Kenya has suspended a law on share-buy backs by listed companies. The law was incorporated in 2015 in the New Companies Act. At the time of incorporation, the law allowed public companies to repurchase their own shares from the capital market. However, after many deliberations between the Nairobi Securities Exchange and Capital Markets Authority, the law has been suspended.
An article on The East African quoted a source saying that, “There are concerns that allowing companies to buy back their shares is tantamount to removing liquidity from the market, something which goes against NSE’s efforts to attract companies to list.
“…significant shareholders should be allowed to buy their shares from the open market,” said the unnamed source.
Share buy-backs are not unusual in the UK and the US markets.
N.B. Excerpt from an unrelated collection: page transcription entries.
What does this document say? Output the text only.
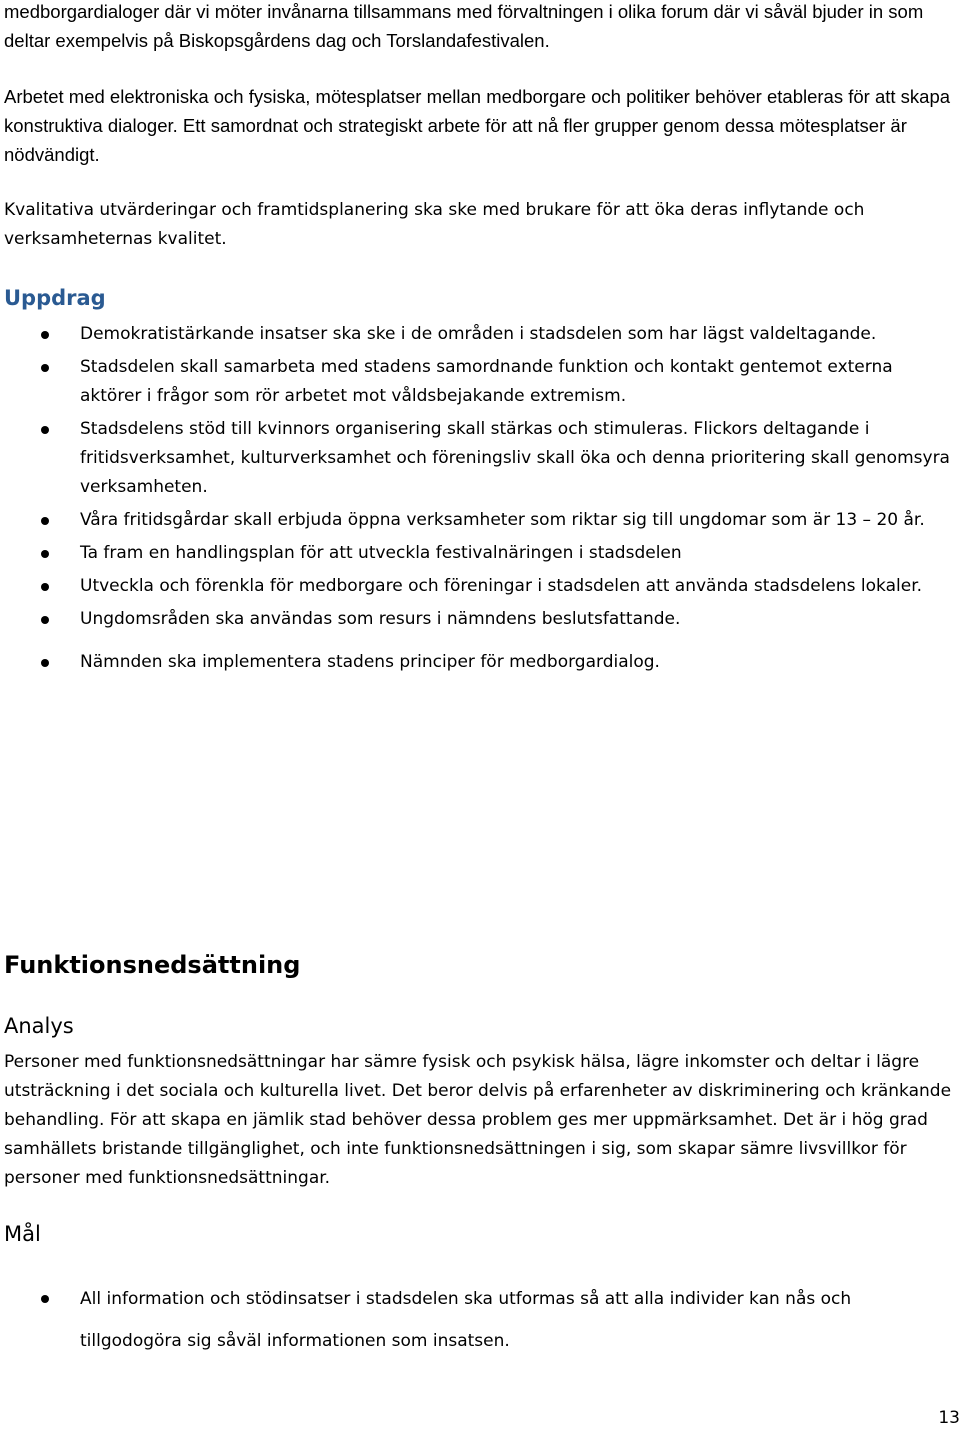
medborgardialoger där vi möter invånarna tillsammans med förvaltningen i olika forum där vi såväl bjuder in som deltar exempelvis på Biskopsgårdens dag och Torslandafestivalen.

Arbetet med elektroniska och fysiska, mötesplatser mellan medborgare och politiker behöver etableras för att skapa konstruktiva dialoger. Ett samordnat och strategiskt arbete för att nå fler grupper genom dessa mötesplatser är nödvändigt.

Kvalitativa utvärderingar och framtidsplanering ska ske med brukare för att öka deras inflytande och verksamheternas kvalitet.

Uppdrag
Demokratistärkande insatser ska ske i de områden i stadsdelen som har lägst valdeltagande.
Stadsdelen skall samarbeta med stadens samordnande funktion och kontakt gentemot externa aktörer i frågor som rör arbetet mot våldsbejakande extremism.
Stadsdelens stöd till kvinnors organisering skall stärkas och stimuleras. Flickors deltagande i fritidsverksamhet, kulturverksamhet och föreningsliv skall öka och denna prioritering skall genomsyra verksamheten.
Våra fritidsgårdar skall erbjuda öppna verksamheter som riktar sig till ungdomar som är 13 – 20 år.
Ta fram en handlingsplan för att utveckla festivalnäringen i stadsdelen
Utveckla och förenkla för medborgare och föreningar i stadsdelen att använda stadsdelens lokaler.
Ungdomsråden ska användas som resurs i nämndens beslutsfattande.
Nämnden ska implementera stadens principer för medborgardialog.
Funktionsnedsättning
Analys

Personer med funktionsnedsättningar har sämre fysisk och psykisk hälsa, lägre inkomster och deltar i lägre utsträckning i det sociala och kulturella livet. Det beror delvis på erfarenheter av diskriminering och kränkande behandling. För att skapa en jämlik stad behöver dessa problem ges mer uppmärksamhet. Det är i hög grad samhällets bristande tillgänglighet, och inte funktionsnedsättningen i sig, som skapar sämre livsvillkor för personer med funktionsnedsättningar.

Mål
All information och stödinsatser i stadsdelen ska utformas så att alla individer kan nås och tillgodogöra sig såväl informationen som insatsen.
13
Companies in these jurisdictions are allowed to repossess their shares from the stock market as a way of increasing control in the company, enhancing the company’s market value, and boosting shareholder’s dividends. Additionally, large companies that would like to reduce their shareholder numbers often resort to buy-back their shares.
The law has been suspended in Kenya due to several factors. First, it goes against CMA’s efforts to boost liquidity at the bourse. Also, the regulators fear that the law will enable some companies to manipulate their share prices at NSE. Kenyan companies that have considered a buy-back plan include; Safaricom, Kenya Airways, Crown paints, and East African breweries Limited.